# North Georgia Open house in Cleveland



## Enchant18 (Feb 21, 2012)

Citizens Emergency Response Network is having an open house to introduce the group to the Cleveland area and surrounding communities. Web page is 
Northgacern.org for anyone in the area interested.


----------



## CrackbottomLouis (May 20, 2012)

Are you a part of this group? Sounds interesting. I won't be around on the 14th but I'll try and hit the next one.


----------



## Enchant18 (Feb 21, 2012)

Yes I am. Most of the members are CERT certified. We hold classes on everything from land navigation to food storage. This fall we are holding a first responder class. I've learned a lot since I've joined.


----------



## CrackbottomLouis (May 20, 2012)

Nice. Not in ga much anymore due to work but I'll see if I can hit up a meeting sometime when I swing through.


----------



## Enchant18 (Feb 21, 2012)

That would be great


----------



## Dixie (Sep 20, 2010)

I was told by someone there, that they have a plan when the SHTF. If you don't own land there or know someone, don't think you will get through 129. Music to my ears! 
I may not be able to go, but I'll see if my brother will. Love that town.


----------



## Enchant18 (Feb 21, 2012)

It's a good group of people and the opportunities for learning are great.


----------



## Enchant18 (Feb 21, 2012)

The open house is on the 16th from 10-3


----------



## Dixie (Sep 20, 2010)

At the Western Sizzlin'?


----------



## Enchant18 (Feb 21, 2012)

250 E. Jarrard street. It's a couple of blocks off the square. If you make it stop by the table with the food storage info and say hi!

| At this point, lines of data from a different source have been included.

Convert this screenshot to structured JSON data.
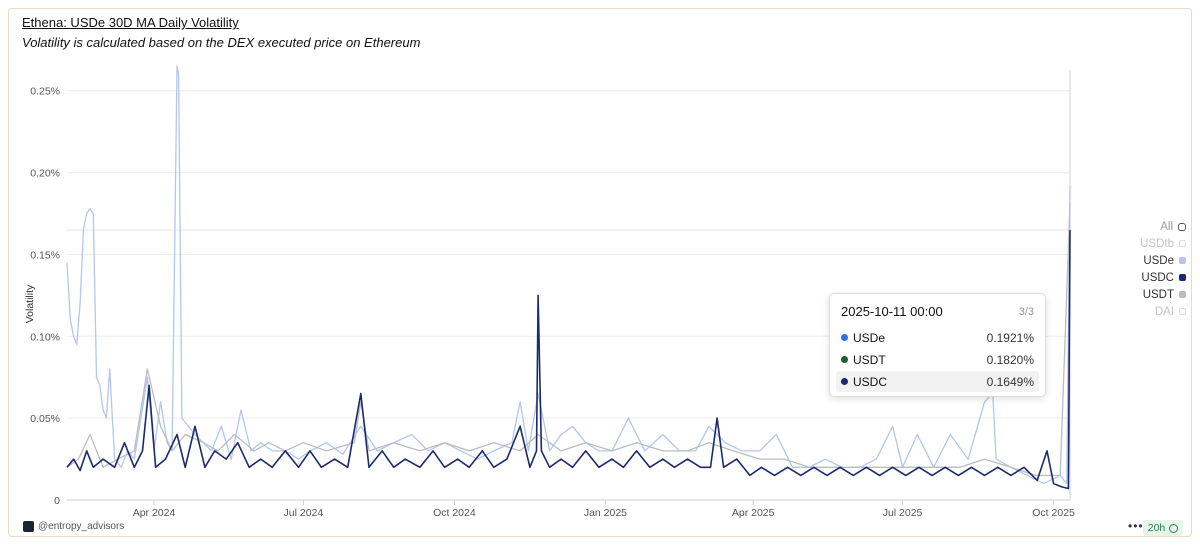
{
  "header": {
    "title": "Ethena: USDe 30D MA Daily Volatility",
    "subtitle": "Volatility is calculated based on the DEX executed price on Ethereum"
  },
  "legend": {
    "items": [
      {
        "label": "All",
        "state": "toggle",
        "color": "#555555"
      },
      {
        "label": "USDtb",
        "state": "off",
        "color": "#c8c8c8"
      },
      {
        "label": "USDe",
        "state": "on",
        "color": "#b3c6ef"
      },
      {
        "label": "USDC",
        "state": "on",
        "color": "#1a2a6c"
      },
      {
        "label": "USDT",
        "state": "on",
        "color": "#b9bdbf"
      },
      {
        "label": "DAI",
        "state": "off",
        "color": "#c8c8c8"
      }
    ]
  },
  "tooltip": {
    "date": "2025-10-11 00:00",
    "count": "3/3",
    "rows": [
      {
        "name": "USDe",
        "value": "0.1921%",
        "color": "#2f6fe0"
      },
      {
        "name": "USDT",
        "value": "0.1820%",
        "color": "#1f5a3b"
      },
      {
        "name": "USDC",
        "value": "0.1649%",
        "color": "#1a2a6c"
      }
    ]
  },
  "footer": {
    "brand": "@entropy_advisors",
    "more": "•••",
    "refresh": "20h"
  },
  "chart_data": {
    "type": "line",
    "title": "Ethena: USDe 30D MA Daily Volatility",
    "subtitle": "Volatility is calculated based on the DEX executed price on Ethereum",
    "ylabel": "Volatility",
    "xlabel": "",
    "x_range": [
      "2024-02-08",
      "2025-10-11"
    ],
    "ylim": [
      0,
      0.27
    ],
    "y_unit": "%",
    "y_ticks": [
      0,
      0.05,
      0.1,
      0.15,
      0.2,
      0.25
    ],
    "y_tick_labels": [
      "0",
      "0.05%",
      "0.10%",
      "0.15%",
      "0.20%",
      "0.25%"
    ],
    "x_ticks": [
      "2024-04-01",
      "2024-07-01",
      "2024-10-01",
      "2025-01-01",
      "2025-04-01",
      "2025-07-01",
      "2025-10-01"
    ],
    "x_tick_labels": [
      "Apr 2024",
      "Jul 2024",
      "Oct 2024",
      "Jan 2025",
      "Apr 2025",
      "Jul 2025",
      "Oct 2025"
    ],
    "grid": true,
    "legend_position": "right",
    "crosshair_date": "2025-10-11",
    "series": [
      {
        "name": "USDe",
        "color": "#b3c6ef",
        "points": [
          [
            "2024-02-08",
            0.145
          ],
          [
            "2024-02-10",
            0.11
          ],
          [
            "2024-02-12",
            0.1
          ],
          [
            "2024-02-14",
            0.095
          ],
          [
            "2024-02-16",
            0.12
          ],
          [
            "2024-02-18",
            0.165
          ],
          [
            "2024-02-20",
            0.175
          ],
          [
            "2024-02-22",
            0.178
          ],
          [
            "2024-02-24",
            0.175
          ],
          [
            "2024-02-26",
            0.075
          ],
          [
            "2024-02-28",
            0.07
          ],
          [
            "2024-03-01",
            0.055
          ],
          [
            "2024-03-03",
            0.05
          ],
          [
            "2024-03-05",
            0.08
          ],
          [
            "2024-03-08",
            0.025
          ],
          [
            "2024-03-12",
            0.02
          ],
          [
            "2024-03-16",
            0.03
          ],
          [
            "2024-03-20",
            0.025
          ],
          [
            "2024-03-24",
            0.05
          ],
          [
            "2024-03-28",
            0.075
          ],
          [
            "2024-04-01",
            0.03
          ],
          [
            "2024-04-05",
            0.06
          ],
          [
            "2024-04-09",
            0.035
          ],
          [
            "2024-04-12",
            0.03
          ],
          [
            "2024-04-15",
            0.265
          ],
          [
            "2024-04-16",
            0.26
          ],
          [
            "2024-04-18",
            0.05
          ],
          [
            "2024-04-22",
            0.045
          ],
          [
            "2024-04-26",
            0.04
          ],
          [
            "2024-05-01",
            0.035
          ],
          [
            "2024-05-06",
            0.03
          ],
          [
            "2024-05-12",
            0.045
          ],
          [
            "2024-05-18",
            0.025
          ],
          [
            "2024-05-24",
            0.055
          ],
          [
            "2024-05-30",
            0.03
          ],
          [
            "2024-06-05",
            0.035
          ],
          [
            "2024-06-12",
            0.03
          ],
          [
            "2024-06-20",
            0.03
          ],
          [
            "2024-06-28",
            0.025
          ],
          [
            "2024-07-05",
            0.03
          ],
          [
            "2024-07-15",
            0.035
          ],
          [
            "2024-07-25",
            0.028
          ],
          [
            "2024-08-05",
            0.045
          ],
          [
            "2024-08-15",
            0.03
          ],
          [
            "2024-08-25",
            0.035
          ],
          [
            "2024-09-05",
            0.04
          ],
          [
            "2024-09-15",
            0.03
          ],
          [
            "2024-09-25",
            0.035
          ],
          [
            "2024-10-05",
            0.03
          ],
          [
            "2024-10-15",
            0.025
          ],
          [
            "2024-10-25",
            0.03
          ],
          [
            "2024-11-05",
            0.035
          ],
          [
            "2024-11-10",
            0.06
          ],
          [
            "2024-11-15",
            0.03
          ],
          [
            "2024-11-21",
            0.065
          ],
          [
            "2024-11-28",
            0.03
          ],
          [
            "2024-12-05",
            0.04
          ],
          [
            "2024-12-12",
            0.045
          ],
          [
            "2024-12-20",
            0.035
          ],
          [
            "2024-12-28",
            0.03
          ],
          [
            "2025-01-05",
            0.03
          ],
          [
            "2025-01-15",
            0.05
          ],
          [
            "2025-01-25",
            0.03
          ],
          [
            "2025-02-05",
            0.04
          ],
          [
            "2025-02-15",
            0.03
          ],
          [
            "2025-02-25",
            0.03
          ],
          [
            "2025-03-05",
            0.045
          ],
          [
            "2025-03-15",
            0.035
          ],
          [
            "2025-03-25",
            0.03
          ],
          [
            "2025-04-05",
            0.03
          ],
          [
            "2025-04-15",
            0.04
          ],
          [
            "2025-04-25",
            0.02
          ],
          [
            "2025-05-05",
            0.02
          ],
          [
            "2025-05-15",
            0.025
          ],
          [
            "2025-05-25",
            0.02
          ],
          [
            "2025-06-05",
            0.02
          ],
          [
            "2025-06-15",
            0.025
          ],
          [
            "2025-06-25",
            0.045
          ],
          [
            "2025-07-01",
            0.02
          ],
          [
            "2025-07-10",
            0.04
          ],
          [
            "2025-07-20",
            0.02
          ],
          [
            "2025-07-30",
            0.04
          ],
          [
            "2025-08-10",
            0.025
          ],
          [
            "2025-08-20",
            0.06
          ],
          [
            "2025-08-25",
            0.065
          ],
          [
            "2025-08-27",
            0.025
          ],
          [
            "2025-09-05",
            0.02
          ],
          [
            "2025-09-15",
            0.015
          ],
          [
            "2025-09-25",
            0.01
          ],
          [
            "2025-10-05",
            0.015
          ],
          [
            "2025-10-09",
            0.01
          ],
          [
            "2025-10-11",
            0.1921
          ]
        ]
      },
      {
        "name": "USDT",
        "color": "#b9bdbf",
        "points": [
          [
            "2024-02-08",
            0.02
          ],
          [
            "2024-02-15",
            0.025
          ],
          [
            "2024-02-22",
            0.04
          ],
          [
            "2024-03-01",
            0.02
          ],
          [
            "2024-03-10",
            0.025
          ],
          [
            "2024-03-20",
            0.03
          ],
          [
            "2024-03-28",
            0.08
          ],
          [
            "2024-04-05",
            0.045
          ],
          [
            "2024-04-12",
            0.03
          ],
          [
            "2024-04-20",
            0.04
          ],
          [
            "2024-05-01",
            0.035
          ],
          [
            "2024-05-10",
            0.03
          ],
          [
            "2024-05-20",
            0.04
          ],
          [
            "2024-06-01",
            0.03
          ],
          [
            "2024-06-10",
            0.035
          ],
          [
            "2024-06-20",
            0.03
          ],
          [
            "2024-07-01",
            0.035
          ],
          [
            "2024-07-15",
            0.03
          ],
          [
            "2024-08-01",
            0.035
          ],
          [
            "2024-08-05",
            0.06
          ],
          [
            "2024-08-10",
            0.03
          ],
          [
            "2024-08-25",
            0.035
          ],
          [
            "2024-09-10",
            0.03
          ],
          [
            "2024-09-25",
            0.035
          ],
          [
            "2024-10-10",
            0.03
          ],
          [
            "2024-10-25",
            0.035
          ],
          [
            "2024-11-10",
            0.03
          ],
          [
            "2024-11-21",
            0.04
          ],
          [
            "2024-12-05",
            0.03
          ],
          [
            "2024-12-20",
            0.035
          ],
          [
            "2025-01-05",
            0.03
          ],
          [
            "2025-01-20",
            0.035
          ],
          [
            "2025-02-05",
            0.03
          ],
          [
            "2025-02-20",
            0.03
          ],
          [
            "2025-03-05",
            0.035
          ],
          [
            "2025-03-20",
            0.03
          ],
          [
            "2025-04-05",
            0.025
          ],
          [
            "2025-04-20",
            0.025
          ],
          [
            "2025-05-05",
            0.02
          ],
          [
            "2025-05-20",
            0.02
          ],
          [
            "2025-06-05",
            0.02
          ],
          [
            "2025-06-20",
            0.02
          ],
          [
            "2025-07-05",
            0.02
          ],
          [
            "2025-07-20",
            0.02
          ],
          [
            "2025-08-05",
            0.02
          ],
          [
            "2025-08-20",
            0.025
          ],
          [
            "2025-09-05",
            0.02
          ],
          [
            "2025-09-20",
            0.015
          ],
          [
            "2025-10-05",
            0.015
          ],
          [
            "2025-10-11",
            0.182
          ]
        ]
      },
      {
        "name": "USDC",
        "color": "#1a2a6c",
        "points": [
          [
            "2024-02-08",
            0.02
          ],
          [
            "2024-02-12",
            0.025
          ],
          [
            "2024-02-16",
            0.018
          ],
          [
            "2024-02-20",
            0.03
          ],
          [
            "2024-02-24",
            0.02
          ],
          [
            "2024-03-01",
            0.025
          ],
          [
            "2024-03-08",
            0.02
          ],
          [
            "2024-03-14",
            0.035
          ],
          [
            "2024-03-20",
            0.02
          ],
          [
            "2024-03-25",
            0.03
          ],
          [
            "2024-03-29",
            0.07
          ],
          [
            "2024-04-02",
            0.02
          ],
          [
            "2024-04-08",
            0.025
          ],
          [
            "2024-04-15",
            0.04
          ],
          [
            "2024-04-20",
            0.02
          ],
          [
            "2024-04-26",
            0.045
          ],
          [
            "2024-05-02",
            0.02
          ],
          [
            "2024-05-08",
            0.03
          ],
          [
            "2024-05-15",
            0.025
          ],
          [
            "2024-05-22",
            0.035
          ],
          [
            "2024-05-29",
            0.02
          ],
          [
            "2024-06-05",
            0.025
          ],
          [
            "2024-06-12",
            0.02
          ],
          [
            "2024-06-20",
            0.03
          ],
          [
            "2024-06-28",
            0.02
          ],
          [
            "2024-07-05",
            0.03
          ],
          [
            "2024-07-12",
            0.02
          ],
          [
            "2024-07-20",
            0.025
          ],
          [
            "2024-07-28",
            0.02
          ],
          [
            "2024-08-05",
            0.065
          ],
          [
            "2024-08-10",
            0.02
          ],
          [
            "2024-08-18",
            0.03
          ],
          [
            "2024-08-25",
            0.02
          ],
          [
            "2024-09-01",
            0.025
          ],
          [
            "2024-09-10",
            0.02
          ],
          [
            "2024-09-18",
            0.03
          ],
          [
            "2024-09-25",
            0.02
          ],
          [
            "2024-10-03",
            0.025
          ],
          [
            "2024-10-10",
            0.02
          ],
          [
            "2024-10-18",
            0.03
          ],
          [
            "2024-10-25",
            0.02
          ],
          [
            "2024-11-02",
            0.025
          ],
          [
            "2024-11-10",
            0.045
          ],
          [
            "2024-11-16",
            0.02
          ],
          [
            "2024-11-20",
            0.03
          ],
          [
            "2024-11-21",
            0.125
          ],
          [
            "2024-11-23",
            0.03
          ],
          [
            "2024-11-28",
            0.02
          ],
          [
            "2024-12-05",
            0.025
          ],
          [
            "2024-12-12",
            0.02
          ],
          [
            "2024-12-20",
            0.03
          ],
          [
            "2024-12-28",
            0.02
          ],
          [
            "2025-01-05",
            0.025
          ],
          [
            "2025-01-12",
            0.02
          ],
          [
            "2025-01-20",
            0.03
          ],
          [
            "2025-01-28",
            0.02
          ],
          [
            "2025-02-05",
            0.025
          ],
          [
            "2025-02-12",
            0.02
          ],
          [
            "2025-02-20",
            0.025
          ],
          [
            "2025-02-28",
            0.02
          ],
          [
            "2025-03-06",
            0.02
          ],
          [
            "2025-03-10",
            0.05
          ],
          [
            "2025-03-14",
            0.02
          ],
          [
            "2025-03-22",
            0.025
          ],
          [
            "2025-03-30",
            0.015
          ],
          [
            "2025-04-06",
            0.02
          ],
          [
            "2025-04-14",
            0.015
          ],
          [
            "2025-04-22",
            0.02
          ],
          [
            "2025-04-30",
            0.015
          ],
          [
            "2025-05-08",
            0.02
          ],
          [
            "2025-05-16",
            0.015
          ],
          [
            "2025-05-24",
            0.02
          ],
          [
            "2025-06-01",
            0.015
          ],
          [
            "2025-06-09",
            0.02
          ],
          [
            "2025-06-17",
            0.015
          ],
          [
            "2025-06-25",
            0.02
          ],
          [
            "2025-07-03",
            0.015
          ],
          [
            "2025-07-11",
            0.02
          ],
          [
            "2025-07-19",
            0.015
          ],
          [
            "2025-07-27",
            0.02
          ],
          [
            "2025-08-04",
            0.015
          ],
          [
            "2025-08-12",
            0.02
          ],
          [
            "2025-08-20",
            0.015
          ],
          [
            "2025-08-28",
            0.02
          ],
          [
            "2025-09-05",
            0.015
          ],
          [
            "2025-09-13",
            0.02
          ],
          [
            "2025-09-21",
            0.012
          ],
          [
            "2025-09-27",
            0.03
          ],
          [
            "2025-10-01",
            0.01
          ],
          [
            "2025-10-06",
            0.008
          ],
          [
            "2025-10-10",
            0.007
          ],
          [
            "2025-10-11",
            0.1649
          ]
        ]
      }
    ]
  }
}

Sent from my iPad using Survival Forum


----------



## TimB (Nov 11, 2008)

Haven't been on in a while and I missed this.  I'll try to check in more often and catch one.


----------



## Dixie (Sep 20, 2010)

I meant to message you Tim, but step father had a stroke and I never got back to the forum. 
Wish the meeting had been at the end of the month, I would have been up there.


----------



## Enchant18 (Feb 21, 2012)

We have a meeting every month and classes will pick up again now that kids are back in school.


----------



## shanef07 (Nov 22, 2014)

I'm from Lafayette GA anyone close?


----------



## shanef07 (Nov 22, 2014)

New pic checking


----------